We tend not to think of our own time in terms of the history books, and we certainly don’t think about websites having their own chapters in them. But when the history of the early 21st century is written, Gawker—just as much Google, Amazon and Facebook—will stand tall as one of the most culturally significant websites of the adolescent web.
Gawker redefined journalism for the internet, for better and worse, by combining gossip, informed and intelligent opinion, outrage and snark with the old-world journalistic values of dogged reporting and holding elite feet to the fire.
But Gawker was never a two-sides-to-a-story publication. They never pretended to value objectivity in the way the sacred cows of journalism do/did, and they paved the way for the “news analysis”—that ubiquitous hybrid of of the opinion page and A1—that today makes up a significant chunk of the content you see in the Times, the Post and other lions of pre-web, Fairness Doctrine journalism. They gave everyone shit who deserved it, and some that probably didn’t. It was a scrappy operation of outsiders, many of whom are now insiders.
Some of the most interesting journalistic writers and editors working today cut their teeth there. Over the years, Gawker would launch the careers of Choire Sicha, Alex Pareene, A.J. Daulerio, Richard Lawson, Adrian Chen, Caity Weaver and…this could go on a long time. While often derided by critics as a trashy gossip site, they also broke a number of stories of lasting cultural impact, exposing abuses of workers by Amazon, hypocrisies of politicians, and the rumors of Louis CK (as a blind item) and Kevin Spacey’s sexual proclivities, years before they were legitimized by mainstream media. And let’s not forget the exhaustive investigation into whether your president’s hair is actually a $60,000 weave.
In 2016, venture capitalist, PayPal co-founder and, at least during the campaign, mega Trump supporter and donor, Peter Thiel, who had been outed as gay by the publication in 2007, destroyed Gawker Media by financing Hulk Hogan’s invasion of privacy suit against the site—a case that ultimately led to a staggering $140 million ruling and drove the company into bankruptcy and out of existence. Also named in the suit were Nick Denton, Gawker’s creator, and Daulerio. Ultimately, the company was sold for parts, with Univision buying several of the remaining properties, but the eponymous flagship site was never revived.
Channeling Paul Ryan, Thiel explained his financial backing of the suit as though he were fighting for the little guy: “If you’re a single-digit millionaire like Hulk Hogan, you have no effective access to our legal system.”
Now Gawker.com is up for auction, and Thiel is petitioning a U.S. bankruptcy court to force the bankruptcy plan administrator in charge of the site’s sale to allow him the right to bid on it.
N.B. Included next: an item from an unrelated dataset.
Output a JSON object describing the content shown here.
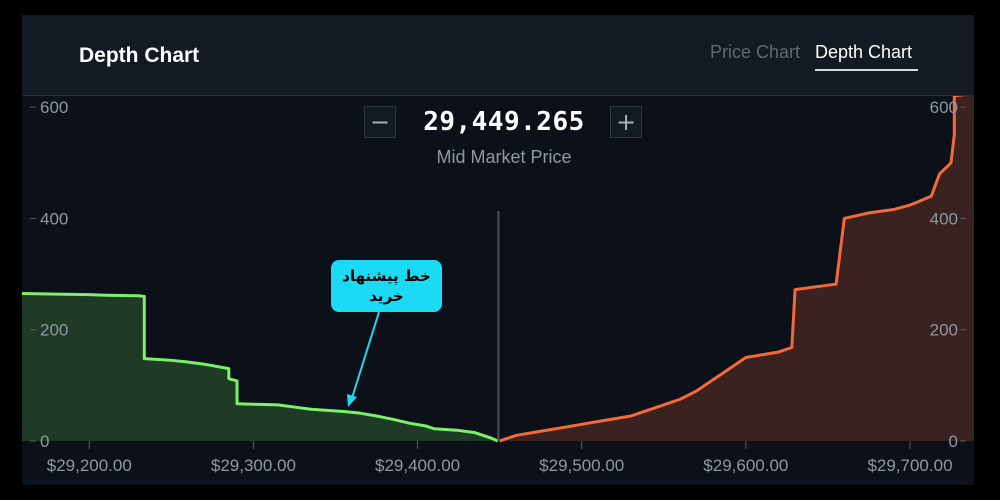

The purchase would include the site’s archives, which presumably Thiel would write out of existence.
That can’t happen, especially in the political and cultural hellscape we currently find ourselves in. And in the spirit of it not happening, more than a dozen Gawker alumni (remaining anonymous so as not to endanger their current jobs) have launched a Kickstarter, hoping to raise $500,000 or more to finance the purchase of the site, with an eye toward relaunching it with a membership-funded model. Denton is not involved, but, at the very least, putting the site back in former editors’ hands saves the archives.
For $10, you’ll get updates on the project. For $25, they’ll throw in a laptop sticker. From there, your donations will score you a membership, and, if you’re a First Amendment crusader with cash (or half a bitcoin) to spare, you can be named a “Crypto Patron Saint” of the site. We encourage you to give with both hands. As the anonymous ex-employees so humbly and accurately put it, “Gawker was willing to chase stories that other outlets considered too risky or salacious. But the truth is often inconvenient, and Gawker's work isn't done.”